Thursday, May 24, 2012

Indianapolis 500 Driver Katherine Legge to Support Girl Scouts

Yahoo reports that while competing in "The Greatest Spectacle in Racing" on Sunday, IZOD IndyCar Series driver Katherine Legge will honor millions of Girl Scouts by wearing the Girl Scout logo on her helmet during the 96th Indianapolis 500 Mile Race at Indianapolis Motor Speedway. Legge, who attributes much of her success to the confidence and character she developed while growing up as a Girl Guide in the United Kingdom, will become the ninth woman to race in the Indianapolis 500.

The logo will be worn to call attention to Girl Scouts' ToGetHerThere campaign, and Legge's partnership with the Girl Scouts will continue beyond Sunday's race as she becomes Girl Scouts' inaugural STEM (Science, Technology, Engineering & Math) Ambassador and Girl Scouts' first motorsports athlete as a national spokesperson.

"Without a strong belief in myself, I would not be one of the few women to compete at the highest level in the male-dominated world of motorsports," said Legge. "Carrying Girl Scouts' logo on my helmet reminds me of what got me here. When I was a young girl, Girl Guides inspired me to believe that if I set my mind to it, nothing could prevent me from achieving my dreams."

Girl Scouts of the USA is celebrating its centennial this year and is using this moment to engage all members of society--mothers, fathers, all adults and IndyCar fans, corporations, government and nonprofits--to help girls reach their leadership potential. To support this effort, Girl Scouts has launched the ToGetHerThere cause campaign, the boldest advocacy initiative dedicated to girls' leadership issues in history. The goal of the campaign is to create balanced leadership in one generation.

"At Girl Scouts of the USA, we want all girls to have the opportunity to be leaders in their own lives and realize their full potential," said Chief Executive Officer, Anna Maria Chavez. "But girls can't get there alone. We're thrilled Katherine will carry Girl Scouts' logo with her during her first Indianapolis 500 race because it draws much needed attention to the cause of girls' leadership.

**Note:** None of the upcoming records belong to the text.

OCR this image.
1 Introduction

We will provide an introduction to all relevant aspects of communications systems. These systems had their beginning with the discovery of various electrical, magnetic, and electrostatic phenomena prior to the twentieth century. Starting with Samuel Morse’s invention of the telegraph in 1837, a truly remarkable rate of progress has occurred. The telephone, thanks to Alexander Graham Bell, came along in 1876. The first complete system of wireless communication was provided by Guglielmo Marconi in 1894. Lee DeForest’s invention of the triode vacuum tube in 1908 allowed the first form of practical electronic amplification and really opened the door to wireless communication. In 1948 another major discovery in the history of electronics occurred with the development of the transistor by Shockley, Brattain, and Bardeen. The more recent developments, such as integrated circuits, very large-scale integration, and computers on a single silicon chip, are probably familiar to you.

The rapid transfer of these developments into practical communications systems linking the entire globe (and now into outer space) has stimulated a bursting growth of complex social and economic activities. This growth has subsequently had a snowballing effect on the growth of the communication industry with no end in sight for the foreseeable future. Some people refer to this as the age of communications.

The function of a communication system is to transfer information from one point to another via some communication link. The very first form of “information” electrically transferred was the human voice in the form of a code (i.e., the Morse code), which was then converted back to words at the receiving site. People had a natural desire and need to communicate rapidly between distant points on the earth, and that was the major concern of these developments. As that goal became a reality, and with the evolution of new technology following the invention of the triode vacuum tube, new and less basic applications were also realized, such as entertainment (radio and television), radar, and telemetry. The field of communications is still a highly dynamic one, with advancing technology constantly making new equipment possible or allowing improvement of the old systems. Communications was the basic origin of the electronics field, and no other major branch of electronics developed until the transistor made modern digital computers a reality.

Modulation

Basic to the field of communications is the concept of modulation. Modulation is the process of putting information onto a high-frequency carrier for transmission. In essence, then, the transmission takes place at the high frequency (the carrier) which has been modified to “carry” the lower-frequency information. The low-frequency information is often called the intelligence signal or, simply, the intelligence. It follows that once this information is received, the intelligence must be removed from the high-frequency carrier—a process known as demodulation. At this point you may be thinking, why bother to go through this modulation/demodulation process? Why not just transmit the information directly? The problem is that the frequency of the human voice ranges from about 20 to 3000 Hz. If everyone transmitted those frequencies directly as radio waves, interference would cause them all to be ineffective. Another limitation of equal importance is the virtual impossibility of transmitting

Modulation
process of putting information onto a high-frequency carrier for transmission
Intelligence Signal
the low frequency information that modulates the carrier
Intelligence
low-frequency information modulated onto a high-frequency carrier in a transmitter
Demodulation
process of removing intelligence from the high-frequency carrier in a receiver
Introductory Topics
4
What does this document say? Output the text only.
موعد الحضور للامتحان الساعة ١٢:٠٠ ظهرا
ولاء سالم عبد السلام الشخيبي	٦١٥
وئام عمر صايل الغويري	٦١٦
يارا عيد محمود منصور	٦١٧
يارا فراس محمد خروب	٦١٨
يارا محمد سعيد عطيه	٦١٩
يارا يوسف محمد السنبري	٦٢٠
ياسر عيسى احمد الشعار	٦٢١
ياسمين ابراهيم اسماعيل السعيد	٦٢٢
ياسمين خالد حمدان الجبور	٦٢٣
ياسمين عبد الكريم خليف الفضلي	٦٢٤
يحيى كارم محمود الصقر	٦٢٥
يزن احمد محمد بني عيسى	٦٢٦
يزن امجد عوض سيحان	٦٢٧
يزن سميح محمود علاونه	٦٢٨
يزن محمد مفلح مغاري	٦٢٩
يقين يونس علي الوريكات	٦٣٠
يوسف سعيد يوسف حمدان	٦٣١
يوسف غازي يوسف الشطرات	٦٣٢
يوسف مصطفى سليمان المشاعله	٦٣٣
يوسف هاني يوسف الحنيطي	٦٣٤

It also shows girls that if you have a dream, and if you believe in yourself and work hard to accomplish that dream, you can do anything."

Girl Scouts of the USA has been helping girls break career barriers for 100 years. In 1913, Girl Scouts encouraged girls to consider becoming professional aviators. Today, the organization is focused entirely on giving girls the skills they need to become leaders in their own lives.

One of the ways Girl Scouts is helping encourage leadership skills is by supporting girls who wish to pursue a STEM career. Girl Scout Research Institute's recent study, Generation STEM: What Girls Say about Science, Technology, Engineering, and Math, found that girls are aware that gender barriers persist in today's society. The study found that 57 percent of girls agreed that if they were to pursue a STEM career, they would "have to work harder than a man to be taken seriously." The study also found that 89 percent of all girls agree that "obstacles make me stronger."

The Girl Scouts named Legge the inaugural STEM Ambassador because she exemplifies the qualities needed to succeed in a STEM field by succeeding in the male-dominated sport of racing. These qualities include having a strong understanding of math and the sciences, being team-oriented, and working diligently toward a defined goal.